How to Add Subtitles to a Video for Free (3 Methods, Tested)
Last updated: 2026-03-19
I subtitle all my videos. Not because I am required to — because subtitled videos get 40% more watch time. Most people scroll social media with sound off. If your video does not have subtitles, they scroll past. Here are three methods I use, from fastest to most polished.
Method 1: Auto-Generated Subtitles (Fastest)
AI speech-to-text has gotten remarkably good. For English content with clear audio, auto-generated subtitles are 95%+ accurate. For accented speech or noisy audio, accuracy drops to 80-90% and you will need to manually correct errors.
Use our Auto Subtitle tool — it transcribes your video and burns the subtitles in. Processing happens in your browser, so your video is never uploaded to a server.

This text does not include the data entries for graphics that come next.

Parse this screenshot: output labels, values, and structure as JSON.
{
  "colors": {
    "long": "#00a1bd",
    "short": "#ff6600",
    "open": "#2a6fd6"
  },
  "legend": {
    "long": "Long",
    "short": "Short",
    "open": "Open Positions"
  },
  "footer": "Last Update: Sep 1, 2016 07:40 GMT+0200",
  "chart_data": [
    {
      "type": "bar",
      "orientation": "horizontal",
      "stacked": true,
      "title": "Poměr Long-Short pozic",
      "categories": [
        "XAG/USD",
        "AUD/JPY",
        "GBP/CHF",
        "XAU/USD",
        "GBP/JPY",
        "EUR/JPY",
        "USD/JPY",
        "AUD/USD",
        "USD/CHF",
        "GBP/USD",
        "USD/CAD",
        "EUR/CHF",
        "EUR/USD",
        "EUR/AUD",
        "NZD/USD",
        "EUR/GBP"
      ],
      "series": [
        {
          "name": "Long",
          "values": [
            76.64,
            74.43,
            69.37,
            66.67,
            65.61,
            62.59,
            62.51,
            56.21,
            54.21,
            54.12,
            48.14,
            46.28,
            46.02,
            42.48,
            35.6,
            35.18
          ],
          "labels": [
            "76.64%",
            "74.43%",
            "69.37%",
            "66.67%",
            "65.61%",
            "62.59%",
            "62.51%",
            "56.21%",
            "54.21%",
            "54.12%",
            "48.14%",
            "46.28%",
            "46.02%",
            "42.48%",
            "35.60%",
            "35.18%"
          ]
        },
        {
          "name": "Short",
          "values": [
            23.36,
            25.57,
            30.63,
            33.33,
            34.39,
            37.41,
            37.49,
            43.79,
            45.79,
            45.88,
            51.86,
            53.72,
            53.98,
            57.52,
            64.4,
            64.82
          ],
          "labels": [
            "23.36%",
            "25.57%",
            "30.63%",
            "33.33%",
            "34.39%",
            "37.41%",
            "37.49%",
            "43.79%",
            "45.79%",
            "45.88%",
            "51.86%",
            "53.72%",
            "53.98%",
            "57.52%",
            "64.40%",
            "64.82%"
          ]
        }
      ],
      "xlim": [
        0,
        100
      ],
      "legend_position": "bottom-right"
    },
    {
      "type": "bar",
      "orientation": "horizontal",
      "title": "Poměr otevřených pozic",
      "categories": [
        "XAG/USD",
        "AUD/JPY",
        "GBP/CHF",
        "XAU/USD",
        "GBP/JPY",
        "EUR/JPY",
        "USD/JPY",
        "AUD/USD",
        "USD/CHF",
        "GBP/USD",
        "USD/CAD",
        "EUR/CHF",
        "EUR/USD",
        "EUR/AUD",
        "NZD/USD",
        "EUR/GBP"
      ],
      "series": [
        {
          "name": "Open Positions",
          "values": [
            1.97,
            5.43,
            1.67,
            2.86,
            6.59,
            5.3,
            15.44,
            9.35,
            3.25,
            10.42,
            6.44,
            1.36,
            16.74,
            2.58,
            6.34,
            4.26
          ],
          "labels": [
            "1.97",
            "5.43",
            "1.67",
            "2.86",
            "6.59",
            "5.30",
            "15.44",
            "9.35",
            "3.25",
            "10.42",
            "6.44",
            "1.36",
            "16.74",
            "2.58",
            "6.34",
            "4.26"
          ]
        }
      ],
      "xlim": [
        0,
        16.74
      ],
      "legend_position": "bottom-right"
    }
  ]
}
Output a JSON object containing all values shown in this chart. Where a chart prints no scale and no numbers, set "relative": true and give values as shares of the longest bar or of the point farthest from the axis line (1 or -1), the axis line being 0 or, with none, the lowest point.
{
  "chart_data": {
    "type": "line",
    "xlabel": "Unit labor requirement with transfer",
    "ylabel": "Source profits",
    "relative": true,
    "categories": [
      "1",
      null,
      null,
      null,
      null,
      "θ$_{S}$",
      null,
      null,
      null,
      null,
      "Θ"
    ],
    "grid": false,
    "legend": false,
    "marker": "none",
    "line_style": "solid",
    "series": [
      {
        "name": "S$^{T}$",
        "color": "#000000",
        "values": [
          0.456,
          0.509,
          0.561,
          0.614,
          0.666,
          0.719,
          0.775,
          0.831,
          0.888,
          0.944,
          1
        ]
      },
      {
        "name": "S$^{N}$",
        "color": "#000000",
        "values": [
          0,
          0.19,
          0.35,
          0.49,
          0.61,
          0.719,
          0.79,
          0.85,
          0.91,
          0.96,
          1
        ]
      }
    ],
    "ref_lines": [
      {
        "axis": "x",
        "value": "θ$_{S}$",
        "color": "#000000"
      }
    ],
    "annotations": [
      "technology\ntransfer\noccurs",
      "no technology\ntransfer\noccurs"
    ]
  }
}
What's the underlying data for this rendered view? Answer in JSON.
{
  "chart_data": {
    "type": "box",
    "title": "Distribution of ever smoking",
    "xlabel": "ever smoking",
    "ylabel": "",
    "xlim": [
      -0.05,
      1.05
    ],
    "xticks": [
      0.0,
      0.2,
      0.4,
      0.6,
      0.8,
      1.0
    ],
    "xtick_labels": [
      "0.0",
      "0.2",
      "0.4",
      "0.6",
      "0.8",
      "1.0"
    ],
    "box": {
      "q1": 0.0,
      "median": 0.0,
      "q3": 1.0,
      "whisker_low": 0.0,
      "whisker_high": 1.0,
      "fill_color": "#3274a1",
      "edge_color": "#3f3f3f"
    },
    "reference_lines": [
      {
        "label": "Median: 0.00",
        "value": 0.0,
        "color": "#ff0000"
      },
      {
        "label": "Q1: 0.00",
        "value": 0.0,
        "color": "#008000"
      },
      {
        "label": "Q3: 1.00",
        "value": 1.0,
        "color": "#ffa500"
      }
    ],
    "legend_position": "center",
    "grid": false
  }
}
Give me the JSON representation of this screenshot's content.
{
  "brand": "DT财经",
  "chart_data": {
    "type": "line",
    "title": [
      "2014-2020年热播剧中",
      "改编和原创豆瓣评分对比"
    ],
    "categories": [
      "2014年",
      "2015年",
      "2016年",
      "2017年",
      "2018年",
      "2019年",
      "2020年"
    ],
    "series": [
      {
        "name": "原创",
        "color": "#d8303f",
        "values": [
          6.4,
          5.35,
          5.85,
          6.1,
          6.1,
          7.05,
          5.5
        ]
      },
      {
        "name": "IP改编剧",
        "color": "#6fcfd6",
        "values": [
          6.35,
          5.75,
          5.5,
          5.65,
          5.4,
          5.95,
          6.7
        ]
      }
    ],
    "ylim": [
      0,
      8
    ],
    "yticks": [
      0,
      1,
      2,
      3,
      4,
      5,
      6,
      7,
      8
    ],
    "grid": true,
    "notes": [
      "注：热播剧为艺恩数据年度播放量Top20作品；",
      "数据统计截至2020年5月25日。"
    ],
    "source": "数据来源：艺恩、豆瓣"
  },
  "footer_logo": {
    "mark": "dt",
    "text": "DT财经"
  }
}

Pros: Fast (2-3 minutes for a 10-minute video), no manual work for clear audio.
Cons: Errors with accents, technical terms, proper nouns. Always review the output.
Method 2: SRT File (Most Control)
An SRT file is a simple text file with timestamps and subtitle text. You can create one manually or edit an auto-generated one:
1 00:00:01,000 --> 00:00:04,500 Welcome to this tutorial on video editing. 2 00:00:05,000 --> 00:00:08,200 Today we are going to cover three techniques.
Once you have the SRT file, you can either:
- Soft subtitles: Attach the SRT as a separate track. Viewers can toggle subtitles on/off. Works on YouTube, most video players.
- Hard subtitles: Burn the text into the video permanently. Required for Instagram, TikTok, Twitter where separate subtitle tracks are not supported.
Method 3: Manual Overlay (Most Polished)
For professional content, manually placing and styling subtitles gives the best result. Tools like CapCut, DaVinci Resolve (free), or Premiere Pro let you:
- Choose fonts, colors, and backgrounds
- Add word-by-word highlighting (the TikTok/Reels style)
- Position subtitles to avoid covering important visuals
- Add speaker labels for multi-person videos
This takes 3-5x longer than auto-generation but produces noticeably better results for content that matters.
Subtitle Style Guide
| Element | Recommendation | Why |
|---|---|---|
| Font | Sans-serif (Arial, Helvetica) | Most readable on screens |
| Size | Large enough to read on mobile | 50%+ of viewers are on phones |
| Background | Semi-transparent black box | Ensures readability on any background |
| Position | Bottom center, above any UI elements | Standard position viewers expect |
| Line length | Max 2 lines, 42 characters per line | More than 2 lines is hard to read quickly |
| Duration | Minimum 1 second per subtitle | Shorter than 1 second is unreadable |
Related Tools
According to 3Play Media research, videos with subtitles see 40% higher view-through rates.
As W3C Web Accessibility Initiative recommends, captions are essential for accessibility and benefit all users.